Irregularities in the CNV v4.0 control dataset

Dear gnomAD CNV team,

Thank you for publicly releasing the gnomAD v4.0 data. It’s such a valuable resource. I reached out to your team via email and the email reply suggested I post my query in the forums instead. My query consists of some irregularities I saw. Some of these don’t affect my research, but I thought I’d list them so you can make changes for the next version. Others are a little odd, and I’m hoping to get some clarification before I submit for publication.

The dataset is the “CNV v4.0 non neuro control dataset” excel file

  1. The excel file has a column for gene content. Many CNV variants do not seem to include the genes in their region, or include only some genes. For example, variant 432421_Dup should also include the NSD1 gene (this can be seen on the website gnomAD ). This means if you filter by the NSD1 gene on the excel file, there are no CNVs in the file that involve this gene, which is incorrect. Other examples include Variant 224065__DUP and 167825__DUP. I suspect there may be thousands, actually, with this issue.

  2. 193076__DUP is mislabelled. I think the label was meant to say 16p12.2_DUP.

  3. Variant 17q11.2 is listed in the excel sheet twice. One of these should be 17q11.2-NF1__DEL and the other should be 17q11.2-NF1__DUP

  4. The 22q11.2 distal type 1 and type 2 (del and dup) on the gnomad website may be listed with incorrect coordinates (too short). The CNVs on the gnomad website do not appear to include BCR which is one of the critical genes. Decipher data suggests different coordinates for both type 1 and type 2. Clarifying this is important for my upcoming publication (systematic review on penetrance estimates for 83 CNVs). I was hoping to clarify each CNV (dels and dups) that intersect MAPK1 and BCR, their coordinates and ‘site count’ please? I’d be really grateful for that. Thank you.

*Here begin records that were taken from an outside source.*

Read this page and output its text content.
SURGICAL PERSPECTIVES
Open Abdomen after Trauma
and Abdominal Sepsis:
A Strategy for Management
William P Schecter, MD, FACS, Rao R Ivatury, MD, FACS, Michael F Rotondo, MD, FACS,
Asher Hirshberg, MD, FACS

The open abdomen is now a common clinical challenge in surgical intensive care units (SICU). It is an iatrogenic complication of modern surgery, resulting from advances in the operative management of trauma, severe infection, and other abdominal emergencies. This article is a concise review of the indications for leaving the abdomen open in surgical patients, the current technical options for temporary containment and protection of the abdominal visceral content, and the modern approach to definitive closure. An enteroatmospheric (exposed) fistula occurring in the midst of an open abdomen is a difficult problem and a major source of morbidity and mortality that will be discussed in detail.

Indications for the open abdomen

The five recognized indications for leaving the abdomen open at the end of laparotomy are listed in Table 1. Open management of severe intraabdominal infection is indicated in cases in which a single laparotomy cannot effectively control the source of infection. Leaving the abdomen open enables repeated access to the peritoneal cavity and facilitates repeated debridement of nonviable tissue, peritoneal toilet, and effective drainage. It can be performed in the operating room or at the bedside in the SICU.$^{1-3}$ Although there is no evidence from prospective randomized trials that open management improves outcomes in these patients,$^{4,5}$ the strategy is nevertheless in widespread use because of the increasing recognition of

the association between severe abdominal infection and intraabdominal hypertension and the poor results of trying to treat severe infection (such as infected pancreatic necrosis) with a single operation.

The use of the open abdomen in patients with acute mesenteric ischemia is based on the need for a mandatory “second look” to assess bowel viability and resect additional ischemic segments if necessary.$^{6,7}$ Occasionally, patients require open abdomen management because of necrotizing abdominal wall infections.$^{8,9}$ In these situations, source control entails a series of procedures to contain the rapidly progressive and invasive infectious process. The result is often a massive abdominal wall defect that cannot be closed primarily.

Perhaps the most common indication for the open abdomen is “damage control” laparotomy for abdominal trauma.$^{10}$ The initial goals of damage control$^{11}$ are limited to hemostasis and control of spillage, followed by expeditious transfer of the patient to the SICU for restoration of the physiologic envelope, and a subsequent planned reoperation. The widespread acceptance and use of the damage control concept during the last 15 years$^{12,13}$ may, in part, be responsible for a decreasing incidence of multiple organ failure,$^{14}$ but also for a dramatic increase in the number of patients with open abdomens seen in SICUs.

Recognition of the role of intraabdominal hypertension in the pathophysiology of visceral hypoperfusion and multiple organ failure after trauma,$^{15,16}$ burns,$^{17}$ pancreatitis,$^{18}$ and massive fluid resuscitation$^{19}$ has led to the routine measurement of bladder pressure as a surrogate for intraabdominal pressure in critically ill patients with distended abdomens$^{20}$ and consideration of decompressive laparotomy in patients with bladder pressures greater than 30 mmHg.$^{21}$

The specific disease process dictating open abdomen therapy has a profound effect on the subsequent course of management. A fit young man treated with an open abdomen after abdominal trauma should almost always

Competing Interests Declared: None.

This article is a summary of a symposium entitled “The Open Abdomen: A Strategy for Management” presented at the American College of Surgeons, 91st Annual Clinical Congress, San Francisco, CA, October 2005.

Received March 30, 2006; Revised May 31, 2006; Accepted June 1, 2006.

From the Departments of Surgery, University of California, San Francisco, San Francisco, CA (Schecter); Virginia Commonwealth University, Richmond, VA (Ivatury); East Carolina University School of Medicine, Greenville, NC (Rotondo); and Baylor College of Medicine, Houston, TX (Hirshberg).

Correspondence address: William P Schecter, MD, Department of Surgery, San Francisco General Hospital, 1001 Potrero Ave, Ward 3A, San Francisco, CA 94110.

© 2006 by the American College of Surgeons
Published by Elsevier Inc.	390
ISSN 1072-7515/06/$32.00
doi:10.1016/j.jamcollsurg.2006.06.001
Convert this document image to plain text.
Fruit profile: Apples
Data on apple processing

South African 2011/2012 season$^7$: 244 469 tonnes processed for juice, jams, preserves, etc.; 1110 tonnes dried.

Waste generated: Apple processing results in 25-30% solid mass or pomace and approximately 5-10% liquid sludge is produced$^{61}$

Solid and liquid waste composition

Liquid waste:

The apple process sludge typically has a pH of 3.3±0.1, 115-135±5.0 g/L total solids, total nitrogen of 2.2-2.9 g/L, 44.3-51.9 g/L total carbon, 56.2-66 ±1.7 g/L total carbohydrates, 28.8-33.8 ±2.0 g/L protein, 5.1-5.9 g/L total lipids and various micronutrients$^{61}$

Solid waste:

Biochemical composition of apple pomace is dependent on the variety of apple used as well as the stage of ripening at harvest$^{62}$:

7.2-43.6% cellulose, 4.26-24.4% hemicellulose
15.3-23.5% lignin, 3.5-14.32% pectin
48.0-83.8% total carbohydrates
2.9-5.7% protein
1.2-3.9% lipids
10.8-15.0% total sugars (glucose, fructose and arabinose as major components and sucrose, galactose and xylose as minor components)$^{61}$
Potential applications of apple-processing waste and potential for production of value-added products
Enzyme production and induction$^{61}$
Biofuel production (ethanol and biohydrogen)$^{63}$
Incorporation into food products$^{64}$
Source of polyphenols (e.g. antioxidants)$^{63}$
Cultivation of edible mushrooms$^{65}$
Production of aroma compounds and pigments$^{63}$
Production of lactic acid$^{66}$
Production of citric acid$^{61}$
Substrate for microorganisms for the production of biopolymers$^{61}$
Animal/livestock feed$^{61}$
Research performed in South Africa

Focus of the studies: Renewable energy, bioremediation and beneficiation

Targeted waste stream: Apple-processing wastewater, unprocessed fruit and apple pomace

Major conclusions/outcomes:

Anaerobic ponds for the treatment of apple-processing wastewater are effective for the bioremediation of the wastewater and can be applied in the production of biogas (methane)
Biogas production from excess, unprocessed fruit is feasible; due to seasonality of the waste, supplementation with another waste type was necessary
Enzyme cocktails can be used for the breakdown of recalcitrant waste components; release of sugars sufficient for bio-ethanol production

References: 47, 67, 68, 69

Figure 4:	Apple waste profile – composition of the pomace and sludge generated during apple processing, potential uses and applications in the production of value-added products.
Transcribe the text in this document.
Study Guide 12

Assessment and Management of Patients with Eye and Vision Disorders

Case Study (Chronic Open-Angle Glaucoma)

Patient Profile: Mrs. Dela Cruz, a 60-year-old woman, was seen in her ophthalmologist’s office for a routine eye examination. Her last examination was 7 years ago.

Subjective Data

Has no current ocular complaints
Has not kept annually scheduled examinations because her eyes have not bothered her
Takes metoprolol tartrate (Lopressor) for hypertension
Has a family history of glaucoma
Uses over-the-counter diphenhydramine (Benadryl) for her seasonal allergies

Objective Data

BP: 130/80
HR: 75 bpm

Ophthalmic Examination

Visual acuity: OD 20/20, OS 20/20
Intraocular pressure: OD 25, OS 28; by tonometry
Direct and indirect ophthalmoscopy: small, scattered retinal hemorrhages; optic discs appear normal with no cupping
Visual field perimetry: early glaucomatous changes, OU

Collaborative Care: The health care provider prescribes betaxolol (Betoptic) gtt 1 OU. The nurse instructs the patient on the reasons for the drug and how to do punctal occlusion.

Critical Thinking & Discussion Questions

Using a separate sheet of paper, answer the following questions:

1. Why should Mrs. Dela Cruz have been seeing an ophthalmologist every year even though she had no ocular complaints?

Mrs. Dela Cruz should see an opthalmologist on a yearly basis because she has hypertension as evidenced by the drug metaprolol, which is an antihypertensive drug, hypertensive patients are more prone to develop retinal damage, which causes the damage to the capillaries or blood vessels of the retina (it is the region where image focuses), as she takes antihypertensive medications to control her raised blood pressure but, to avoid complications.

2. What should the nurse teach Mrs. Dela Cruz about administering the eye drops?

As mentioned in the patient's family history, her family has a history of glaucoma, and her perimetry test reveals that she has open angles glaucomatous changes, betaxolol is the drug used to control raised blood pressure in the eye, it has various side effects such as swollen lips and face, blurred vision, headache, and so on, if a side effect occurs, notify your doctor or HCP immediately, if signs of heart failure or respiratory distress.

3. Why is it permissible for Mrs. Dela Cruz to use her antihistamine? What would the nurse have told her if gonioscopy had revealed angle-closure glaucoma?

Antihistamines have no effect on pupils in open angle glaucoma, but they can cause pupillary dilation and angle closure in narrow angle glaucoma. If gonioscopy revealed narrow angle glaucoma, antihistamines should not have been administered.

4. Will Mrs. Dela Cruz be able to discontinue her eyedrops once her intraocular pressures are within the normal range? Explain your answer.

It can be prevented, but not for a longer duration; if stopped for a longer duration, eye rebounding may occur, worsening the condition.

  5. The excel file has a variant that is labelled 15q11-q13-BP1-BP3__DEL. I think this is mislabelled - it should be BP2-BP3. The reciprocal duplication with the same coordinates is listed correctly. Relevant to my work, can I check if the 4 individuals listed with this del are actually a BP2-BP3 or a BP1-BP3?

I love the dataset. Thank you for the work you’ve put into releasing it.